At this Annandale got up. With the others he made for the room beyond. There, shortly, the guests of the evening departed; husband and wife were alone.

"Do you know, Fanny, how much I have lost today?" that husband began.

"No, Arthur," that wife replied. "Nor do I know that I particularly care. There is something more important to me than money just now.

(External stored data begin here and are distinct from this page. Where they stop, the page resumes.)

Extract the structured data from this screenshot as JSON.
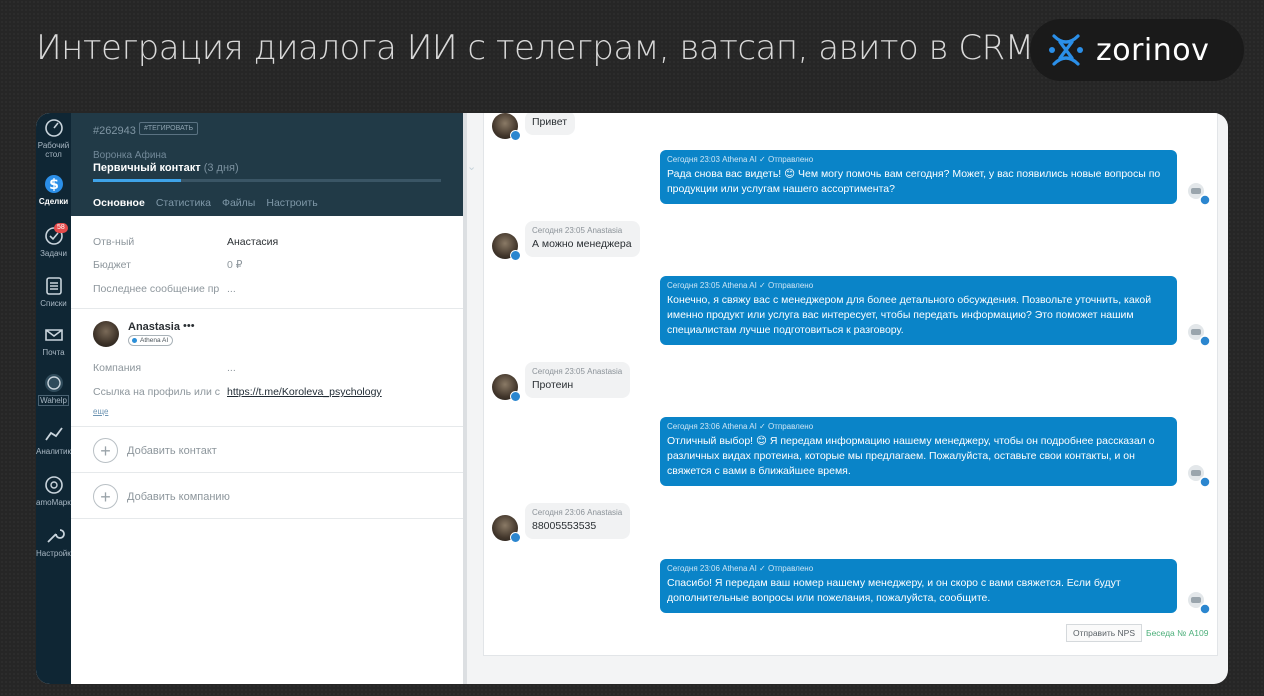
{
  "headline": "Интеграция диалога ИИ с телеграм, ватсап, авито в CRM",
  "brand": {
    "name": "zorinov",
    "icon": "dna-icon",
    "color": "#2b8fe8"
  },
  "nav": {
    "items": [
      {
        "label": "Рабочий стол",
        "icon": "dashboard-icon"
      },
      {
        "label": "Сделки",
        "icon": "deals-icon"
      },
      {
        "label": "Задачи",
        "icon": "tasks-icon",
        "badge": "58"
      },
      {
        "label": "Списки",
        "icon": "lists-icon"
      },
      {
        "label": "Почта",
        "icon": "mail-icon"
      },
      {
        "label": "Wahelp",
        "icon": "whatsapp-icon"
      },
      {
        "label": "Аналитика",
        "icon": "analytics-icon"
      },
      {
        "label": "amoМаркет",
        "icon": "market-icon"
      },
      {
        "label": "Настройки",
        "icon": "settings-icon"
      }
    ]
  },
  "lead": {
    "id": "#262943",
    "tag_button": "#ТЕГИРОВАТЬ",
    "pipeline": "Воронка Афина",
    "stage": "Первичный контакт",
    "stage_days": "(3 дня)",
    "tabs": [
      "Основное",
      "Статистика",
      "Файлы",
      "Настроить"
    ],
    "fields": [
      {
        "label": "Отв-ный",
        "value": "Анастасия"
      },
      {
        "label": "Бюджет",
        "value": "0 ₽"
      },
      {
        "label": "Последнее сообщение пр",
        "value": "..."
      }
    ],
    "contact": {
      "name": "Anastasia",
      "dots": "•••",
      "tag": "Athena AI",
      "company_label": "Компания",
      "company_value": "...",
      "link_label": "Ссылка на профиль или с",
      "link_value": "https://t.me/Koroleva_psychology",
      "more": "еще"
    },
    "add_contact": "Добавить контакт",
    "add_company": "Добавить компанию"
  },
  "chat": {
    "incoming": [
      {
        "meta": "",
        "text": "Привет"
      },
      {
        "meta": "Сегодня 23:05 Anastasia",
        "text": "А можно менеджера"
      },
      {
        "meta": "Сегодня 23:05 Anastasia",
        "text": "Протеин"
      },
      {
        "meta": "Сегодня 23:06 Anastasia",
        "text": "88005553535"
      }
    ],
    "outgoing": [
      {
        "meta": "Сегодня 23:03 Athena AI ✓ Отправлено",
        "text": "Рада снова вас видеть! 😊 Чем могу помочь вам сегодня? Может, у вас появились новые вопросы по продукции или услугам нашего ассортимента?"
      },
      {
        "meta": "Сегодня 23:05 Athena AI ✓ Отправлено",
        "text": "Конечно, я свяжу вас с менеджером для более детального обсуждения. Позвольте уточнить, какой именно продукт или услуга вас интересует, чтобы передать информацию? Это поможет нашим специалистам лучше подготовиться к разговору."
      },
      {
        "meta": "Сегодня 23:06 Athena AI ✓ Отправлено",
        "text": "Отличный выбор! 😊 Я передам информацию нашему менеджеру, чтобы он подробнее рассказал о различных видах протеина, которые мы предлагаем. Пожалуйста, оставьте свои контакты, и он свяжется с вами в ближайшее время."
      },
      {
        "meta": "Сегодня 23:06 Athena AI ✓ Отправлено",
        "text": "Спасибо! Я передам ваш номер нашему менеджеру, и он скоро с вами свяжется. Если будут дополнительные вопросы или пожелания, пожалуйста, сообщите."
      }
    ],
    "nps_button": "Отправить NPS",
    "conversation": "Беседа № A109"
  }
}
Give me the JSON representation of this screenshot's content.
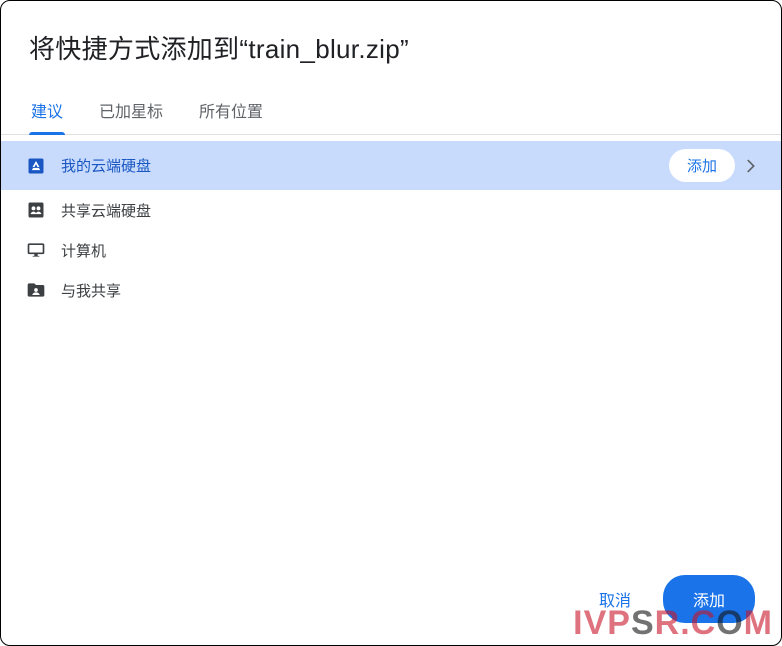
{
  "dialog": {
    "title": "将快捷方式添加到“train_blur.zip”"
  },
  "tabs": {
    "items": [
      "建议",
      "已加星标",
      "所有位置"
    ],
    "active": 0
  },
  "locations": {
    "items": [
      {
        "icon": "drive",
        "label": "我的云端硬盘",
        "selected": true,
        "pill": "添加",
        "hasChildren": true
      },
      {
        "icon": "shared-drive",
        "label": "共享云端硬盘",
        "selected": false
      },
      {
        "icon": "computer",
        "label": "计算机",
        "selected": false
      },
      {
        "icon": "shared-with-me",
        "label": "与我共享",
        "selected": false
      }
    ]
  },
  "footer": {
    "cancel": "取消",
    "confirm": "添加"
  },
  "watermark": {
    "seg1": "IVP",
    "seg2": "S",
    "seg3": "R.C",
    "seg4": "O",
    "seg5": "M"
  }
}
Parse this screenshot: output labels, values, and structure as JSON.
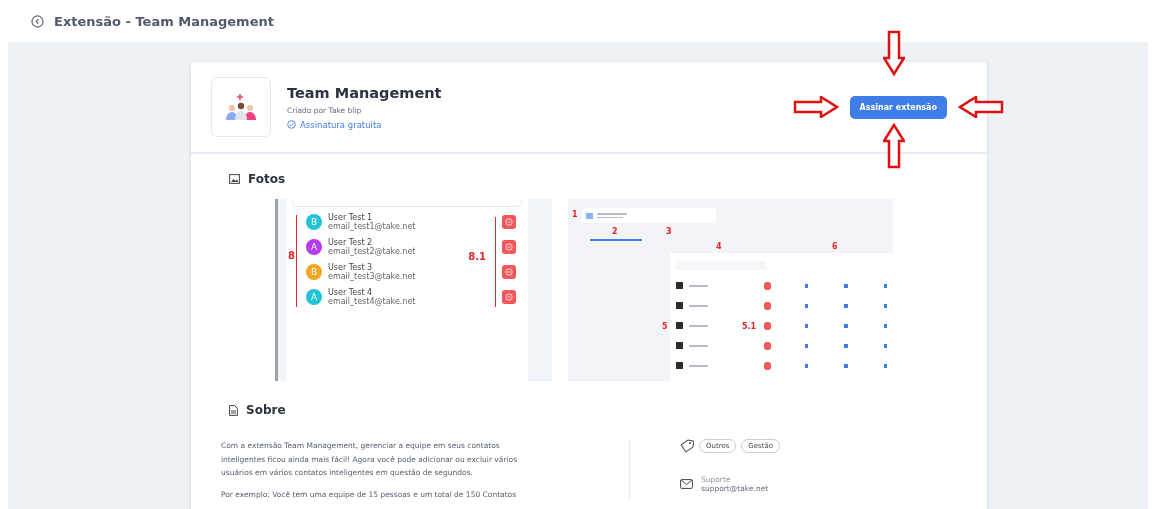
{
  "header": {
    "title": "Extensão - Team Management"
  },
  "extension": {
    "name": "Team Management",
    "author": "Criado por Take blip",
    "plan": "Assinatura gratuita",
    "action": "Assinar extensão"
  },
  "photos": {
    "title": "Fotos",
    "users_screenshot": {
      "bracket_labels": [
        "8",
        "8.1"
      ],
      "users": [
        {
          "initial": "B",
          "name": "User Test 1",
          "email": "email_test1@take.net",
          "color": "#22c3d6"
        },
        {
          "initial": "A",
          "name": "User Test 2",
          "email": "email_test2@take.net",
          "color": "#b43bf0"
        },
        {
          "initial": "B",
          "name": "User Test 3",
          "email": "email_test3@take.net",
          "color": "#f4a521"
        },
        {
          "initial": "A",
          "name": "User Test 4",
          "email": "email_test4@take.net",
          "color": "#22c3d6"
        }
      ]
    },
    "bots_screenshot": {
      "step_labels": [
        "1",
        "2",
        "3",
        "4",
        "5",
        "5.1",
        "6"
      ]
    }
  },
  "about": {
    "title": "Sobre",
    "paragraphs": [
      "Com a extensão Team Management, gerenciar a equipe em seus contatos inteligentes ficou ainda mais fácil! Agora você pode adicionar ou excluir vários usuários em vários contatos inteligentes em questão de segundos.",
      "Por exemplo: Você tem uma equipe de 15 pessoas e um total de 150 Contatos"
    ],
    "tags": [
      "Outros",
      "Gestão"
    ],
    "support_label": "Suporte",
    "support_email": "support@take.net"
  }
}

I want a divorce."

"Eh?" Annandale had been walking up and down the room, but at this he stopped short. He did not seem to have heard aright. "Eh?"

"Eh?" Fanny repeated in open mimic. "Yes, I want a divorce."

"A divorce?" Munching the syllables of the word, Annandale put a hand to his shirt front. "From me?" Had Fanny asked him to make good the fifty million loss to the country which Orr had mentioned his bewilderment could not have been more sheer.

He stared at Fanny. She was nodding at him. Influenced by that motion of her head, slowly, almost laboriously, he sat down. There the disasters of the day fusing with the alcohol of the night blent with the demand and bewildered him still more.

"What an odd thing to want," he said at last. Then rallying he added, "You must be j-joking. Yes—really, for you know you can't tell me why."